Si tratta, comunque, di situazioni particolari.

In linea generale, non sono i luoghi che costituiscono una minaccia per noi, ma la nostra mancanza di equanimità verso di essi, che deriva, a sua volta, dalla nostra mancanza, o perdita, di equilibrio interiore. Ed è l'equilibrio che dobbiamo ristabilire; altrimenti, nessun luogo al mondo riuscirà a vederci pacificati con noi stessi, ovunque ci spostiamo.

 

Resta da vedere se, una volta presa la decisione di riconciliarci con un certo luogo, anch'esso voglia farlo con noi.

Se tutti i luoghi hanno un'anima, allora non possiamo pensare che i sentimenti negativi da noi nutriti verso un certo luogo non abbiano prodotto una reazione da parte sua. E ciò vale in misura anche maggiore per un luogo abitato, le cui persone non avranno mancato di cogliere la negatività dei nostri pensieri e dei nostri sentimenti verso di esse.

Gli atteggiamenti mentali e le emozioni che proviamo emettono delle vibrazioni energetiche, di segno positivo o negativo, che trovano risonanza nell'ambiente esterno. Vi sono luoghi nei quali, appena giunti, percepiamo un'atmosfera benefica o malefica; ebbene, essa è, almeno in parte, la «risposta» alle vibrazioni emesse da coloro che vi si trovano.

L'angoscia, il terrore e la disperazione degli animali condotti al macello impregnano quei luoghi, caricandoli di energie negative.

Ma, se le energie negative partono intenzionalmente da noi per dirigersi contro un certo luogo, anch'esso «risponderà» a noi in modo negativo. Questa è la grande legge del dare e del ricevere, alla quale nulla si può sottrarre.

Volersi riconciliare con un luogo, quindi, richiede la stessa delicatezza e la stessa umiltà con le quali cerchiamo l'approccio per riconciliarci con un essere umano: si tratta, infatti, di riparare a un atteggiamento negativo da parte nostra, che non può essere istantaneamente annullato, ma che deve essere espiato con un'azione mentale intenzionale.

 

Vorremmo concludere queste brevi e sommarie riflessioni, cui tante altre cose sarebbero da aggiungere, con un'ultima osservazione.

L'amore rende più belli gli esseri umani: colui che ama si trasfigura, colui che è amato si fa radioso: entrambi vengono ingentiliti da una misteriosa forza benefica, che rimpicciolisce i loro difetti fisici e mette pienamente in risalto la loro gioia e la loro esultanza.

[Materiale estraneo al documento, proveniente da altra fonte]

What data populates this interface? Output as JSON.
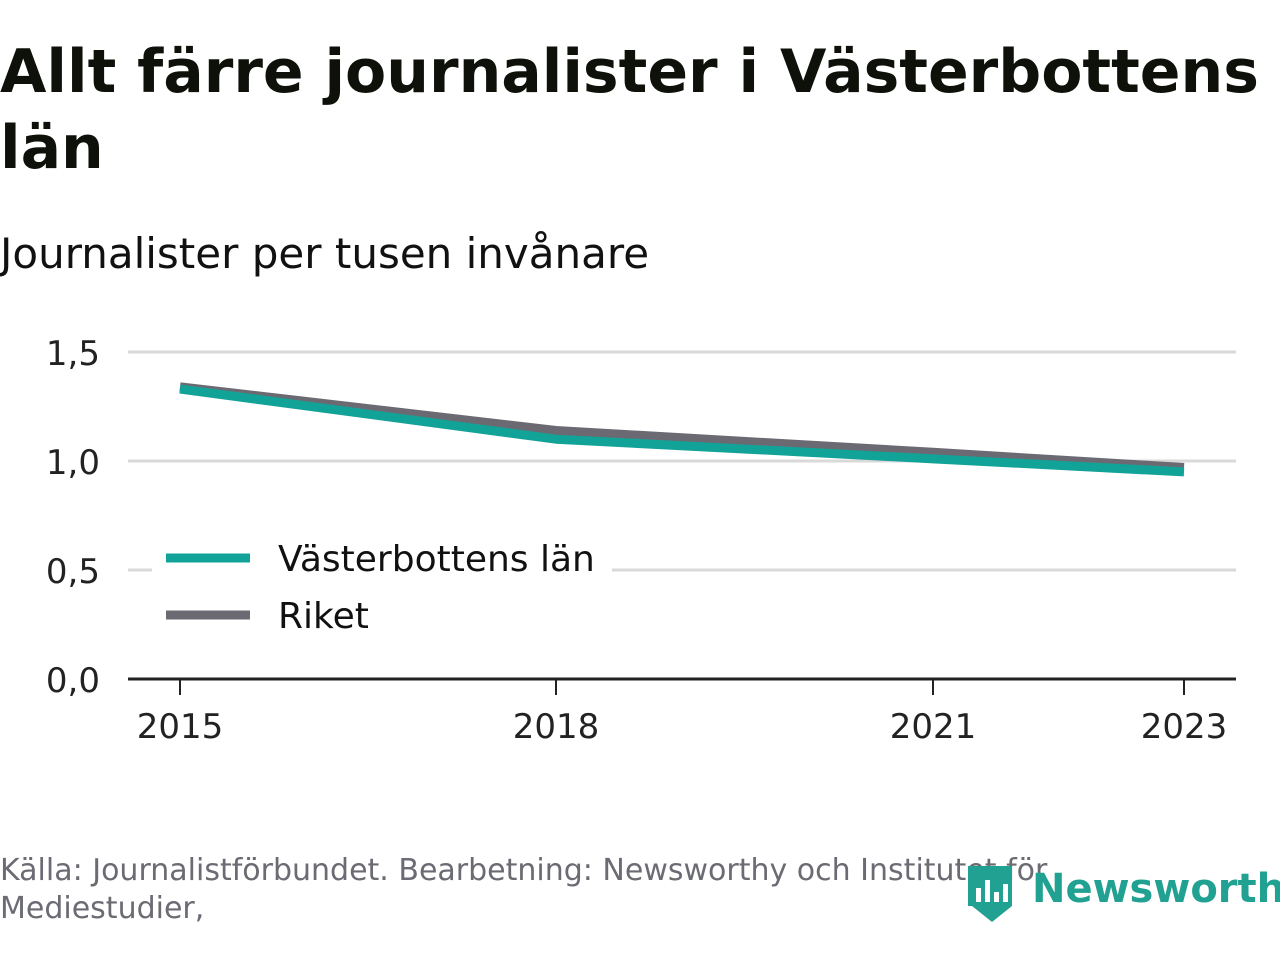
{
  "title": "Allt färre journalister i Västerbottens län",
  "subtitle": "Journalister per tusen invånare",
  "source": "Källa: Journalistförbundet. Bearbetning: Newsworthy och Institutet för Mediestudier,",
  "brand": {
    "name": "Newsworthy",
    "color": "#21a191",
    "icon": "newsworthy-logo-icon"
  },
  "colors": {
    "vasterbotten": "#12a398",
    "riket": "#6b6a73",
    "grid": "#d9d9d9",
    "axis": "#222222"
  },
  "chart_data": {
    "type": "line",
    "x": [
      2015,
      2018,
      2021,
      2023
    ],
    "xticks": [
      "2015",
      "2018",
      "2021",
      "2023"
    ],
    "yticks": [
      "0,0",
      "0,5",
      "1,0",
      "1,5"
    ],
    "ylim": [
      0,
      1.5
    ],
    "grid": true,
    "legend_position": "left-middle",
    "series": [
      {
        "name": "Riket",
        "x": [
          2015,
          2018,
          2021,
          2023
        ],
        "values": [
          1.34,
          1.14,
          1.04,
          0.97
        ]
      },
      {
        "name": "Västerbottens län",
        "x": [
          2015,
          2018,
          2021,
          2023
        ],
        "values": [
          1.33,
          1.1,
          1.01,
          0.95
        ]
      }
    ],
    "legend": [
      "Västerbottens län",
      "Riket"
    ]
  }
}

La stessa cosa vale per i luoghi.

Il giardiniere e il floricoltore lo sanno bene: amare un luogo (o un gruppo di piante), prodigandogli non solo tecniche di coltivazione appropriate, ma anche benevolenza, significa vederlo diventare sempre più bello e rigoglioso.

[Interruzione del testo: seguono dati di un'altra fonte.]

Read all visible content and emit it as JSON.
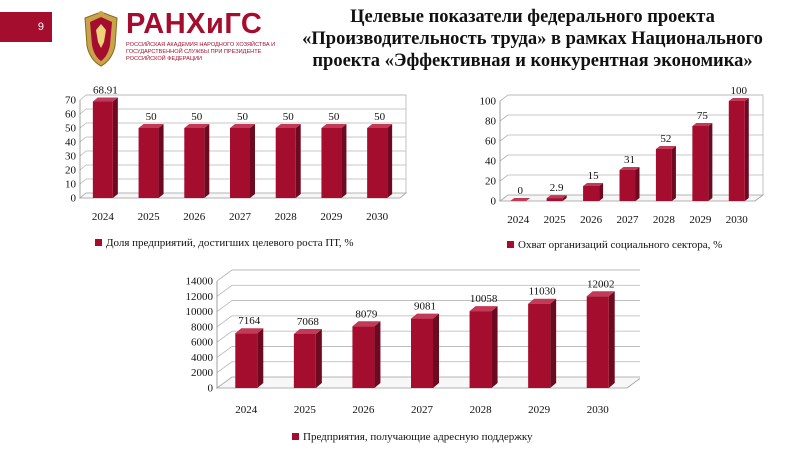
{
  "slide": {
    "page_number": "9",
    "logo_text": "РАНХиГС",
    "logo_subtitle": "Российская академия народного хозяйства и государственной службы при Президенте Российской Федерации",
    "title": "Целевые показатели  федерального проекта «Производительность труда» в рамках Национального проекта «Эффективная и конкурентная экономика»",
    "bar_color": "#a50d2f"
  },
  "chart_data": [
    {
      "type": "bar",
      "categories": [
        "2024",
        "2025",
        "2026",
        "2027",
        "2028",
        "2029",
        "2030"
      ],
      "series": [
        {
          "name": "Доля предприятий, достигших целевого роста ПТ, %",
          "values": [
            68.91,
            50,
            50,
            50,
            50,
            50,
            50
          ]
        }
      ],
      "value_labels": [
        "68.91",
        "50",
        "50",
        "50",
        "50",
        "50",
        "50"
      ],
      "ylim": [
        0,
        70
      ],
      "yticks": [
        "0",
        "10",
        "20",
        "30",
        "40",
        "50",
        "60",
        "70"
      ],
      "grid": true,
      "legend": "bottom"
    },
    {
      "type": "bar",
      "categories": [
        "2024",
        "2025",
        "2026",
        "2027",
        "2028",
        "2029",
        "2030"
      ],
      "series": [
        {
          "name": "Охват организаций социального сектора, %",
          "values": [
            0,
            2.9,
            15,
            31,
            52,
            75,
            100
          ]
        }
      ],
      "value_labels": [
        "0",
        "2.9",
        "15",
        "31",
        "52",
        "75",
        "100"
      ],
      "ylim": [
        0,
        100
      ],
      "yticks": [
        "0",
        "20",
        "40",
        "60",
        "80",
        "100"
      ],
      "grid": true,
      "legend": "bottom"
    },
    {
      "type": "bar",
      "categories": [
        "2024",
        "2025",
        "2026",
        "2027",
        "2028",
        "2029",
        "2030"
      ],
      "series": [
        {
          "name": "Предприятия, получающие адресную поддержку",
          "values": [
            7164,
            7068,
            8079,
            9081,
            10058,
            11030,
            12002
          ]
        }
      ],
      "value_labels": [
        "7164",
        "7068",
        "8079",
        "9081",
        "10058",
        "11030",
        "12002"
      ],
      "ylim": [
        0,
        14000
      ],
      "yticks": [
        "0",
        "2000",
        "4000",
        "6000",
        "8000",
        "10000",
        "12000",
        "14000"
      ],
      "grid": true,
      "legend": "bottom"
    }
  ]
}
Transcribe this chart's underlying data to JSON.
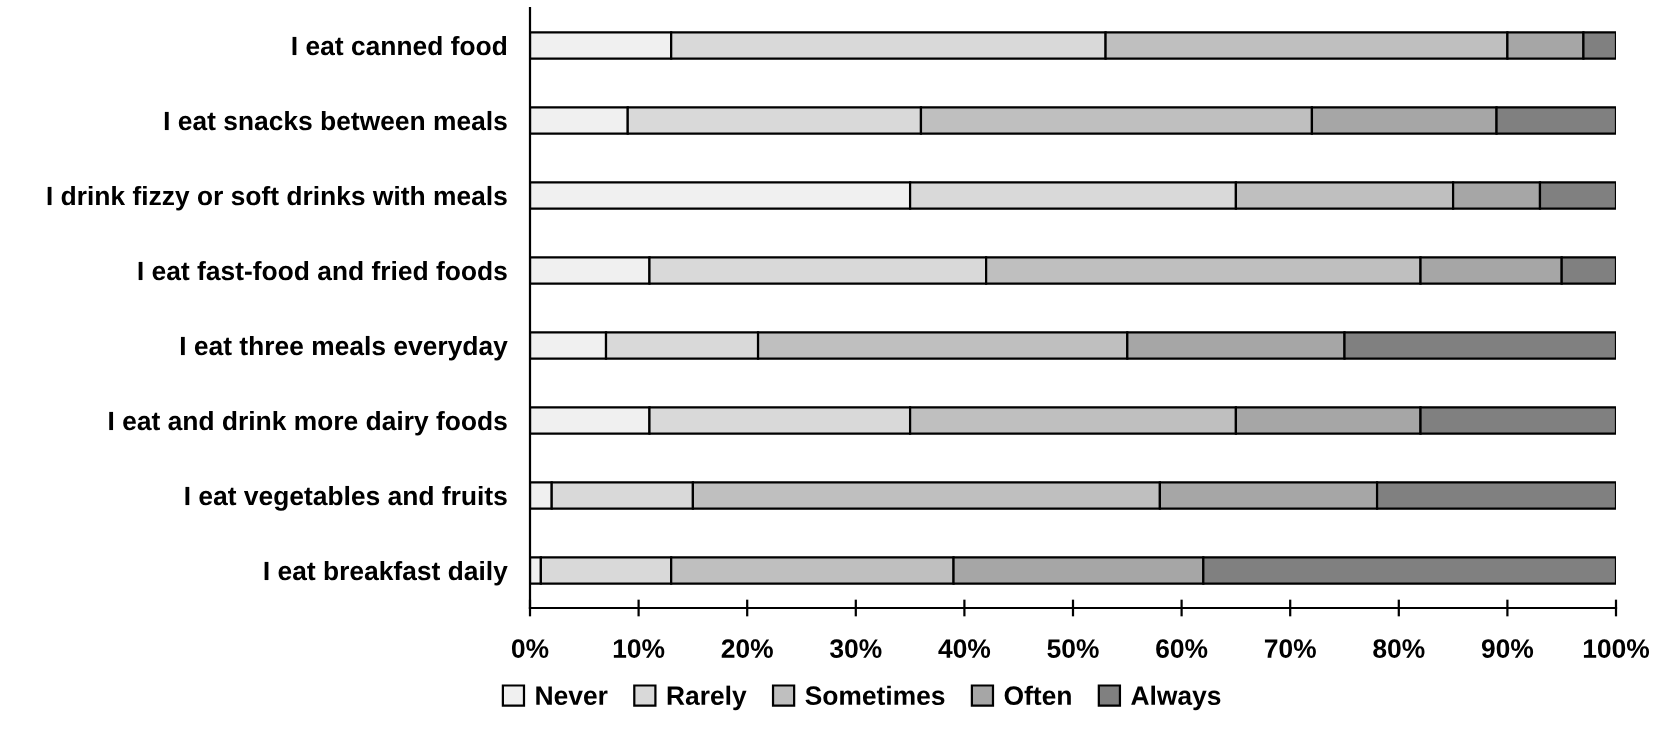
{
  "chart_data": {
    "type": "bar",
    "orientation": "horizontal",
    "stacked": true,
    "categories": [
      "I eat canned food",
      "I eat snacks between meals",
      "I drink fizzy or soft drinks with meals",
      "I eat fast-food and fried foods",
      "I eat three meals everyday",
      "I eat and drink more dairy foods",
      "I eat vegetables and fruits",
      "I eat breakfast daily"
    ],
    "series": [
      {
        "name": "Never",
        "color": "#f0f0f0",
        "values": [
          13,
          9,
          35,
          11,
          7,
          11,
          2,
          1
        ]
      },
      {
        "name": "Rarely",
        "color": "#d9d9d9",
        "values": [
          40,
          27,
          30,
          31,
          14,
          24,
          13,
          12
        ]
      },
      {
        "name": "Sometimes",
        "color": "#bfbfbf",
        "values": [
          37,
          36,
          20,
          40,
          34,
          30,
          43,
          26
        ]
      },
      {
        "name": "Often",
        "color": "#a6a6a6",
        "values": [
          7,
          17,
          8,
          13,
          20,
          17,
          20,
          23
        ]
      },
      {
        "name": "Always",
        "color": "#808080",
        "values": [
          3,
          11,
          7,
          5,
          25,
          18,
          22,
          38
        ]
      }
    ],
    "xlim": [
      0,
      100
    ],
    "xticks": [
      {
        "value": 0,
        "label": "0%"
      },
      {
        "value": 10,
        "label": "10%"
      },
      {
        "value": 20,
        "label": "20%"
      },
      {
        "value": 30,
        "label": "30%"
      },
      {
        "value": 40,
        "label": "40%"
      },
      {
        "value": 50,
        "label": "50%"
      },
      {
        "value": 60,
        "label": "60%"
      },
      {
        "value": 70,
        "label": "70%"
      },
      {
        "value": 80,
        "label": "80%"
      },
      {
        "value": 90,
        "label": "90%"
      },
      {
        "value": 100,
        "label": "100%"
      }
    ],
    "grid": false,
    "legend": "bottom"
  }
}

Un cortile sporco, trascurato, è brutto perché nessuno lo ama. Ma basta un cespuglio fiorito, un alberello su cui i passeri facciano il nido, per trasfigurarlo e donargli una sua grazia discreta.

Allo stesso modo, un luogo che sia oggetto del nostro rancore tenderà a restituirci i sentimenti negativi con i quali lo investiamo: a noi apparirà sempre più brutto, ma anche noi stessi - nel medesimo tempo - tenderemo a imbruttirci, probabilmente senza accorgercene. Perché, se amare ed essere amati rende più belli, odiare ed essere odiati rende, inevitabilmente, più brutti.

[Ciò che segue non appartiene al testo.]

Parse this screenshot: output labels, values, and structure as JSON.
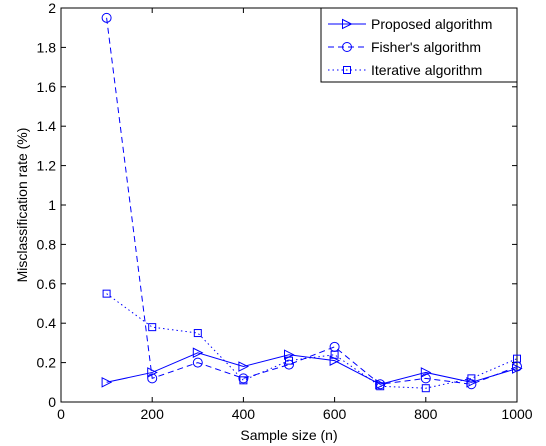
{
  "chart_data": {
    "type": "line",
    "title": "",
    "xlabel": "Sample size (n)",
    "ylabel": "Misclassification rate (%)",
    "xlim": [
      0,
      1000
    ],
    "ylim": [
      0,
      2
    ],
    "xticks": [
      0,
      200,
      400,
      600,
      800,
      1000
    ],
    "yticks": [
      0,
      0.2,
      0.4,
      0.6,
      0.8,
      1,
      1.2,
      1.4,
      1.6,
      1.8,
      2
    ],
    "xtick_labels": [
      "0",
      "200",
      "400",
      "600",
      "800",
      "1000"
    ],
    "ytick_labels": [
      "0",
      "0.2",
      "0.4",
      "0.6",
      "0.8",
      "1",
      "1.2",
      "1.4",
      "1.6",
      "1.8",
      "2"
    ],
    "grid": false,
    "legend_position": "top-right",
    "x": [
      100,
      200,
      300,
      400,
      500,
      600,
      700,
      800,
      900,
      1000
    ],
    "series": [
      {
        "name": "Proposed algorithm",
        "values": [
          0.1,
          0.15,
          0.25,
          0.18,
          0.24,
          0.21,
          0.09,
          0.15,
          0.1,
          0.17
        ],
        "color": "#0000ff",
        "line_style": "solid",
        "marker": "triangle-right"
      },
      {
        "name": "Fisher's algorithm",
        "values": [
          1.95,
          0.12,
          0.2,
          0.12,
          0.19,
          0.28,
          0.09,
          0.12,
          0.09,
          0.18
        ],
        "color": "#0000ff",
        "line_style": "dashed",
        "marker": "circle"
      },
      {
        "name": "Iterative algorithm",
        "values": [
          0.55,
          0.38,
          0.35,
          0.11,
          0.21,
          0.24,
          0.08,
          0.07,
          0.12,
          0.22
        ],
        "color": "#0000ff",
        "line_style": "dotted",
        "marker": "square"
      }
    ]
  }
}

La Terra è un luogo meraviglioso, e tutti i luoghi naturali hanno una loro bellezza: foss'anche nella landa più arida e desertica o nella più gelida solitudine glaciale.

La stessa cosa non si può certo dire dei luoghi artificiali, o parzialmente antropizzati, in cui criteri esclusivamente funzionali e produttivi hanno trascurato e calpestato ogni esigenza di armonia e benessere interiore. E tuttavia, anche in essi, è raro che non vi sia almeno un elemento di gentilezza, tale da poterli rendere belli: come lo stento alberello nel grigio cortile, ove però risuona fresco e  vivace il canto di un uccellino.

Riconciliarsi con i luoghi, anche se legati al ricordo di esperienze dolorose, significa, pertanto, contribuire al circuito virtuoso dell'amore, che collega il più piccolo filo d'erba alla più lontana delle galassie, in una meravigliosa sinfonia di pace, gioia e splendore.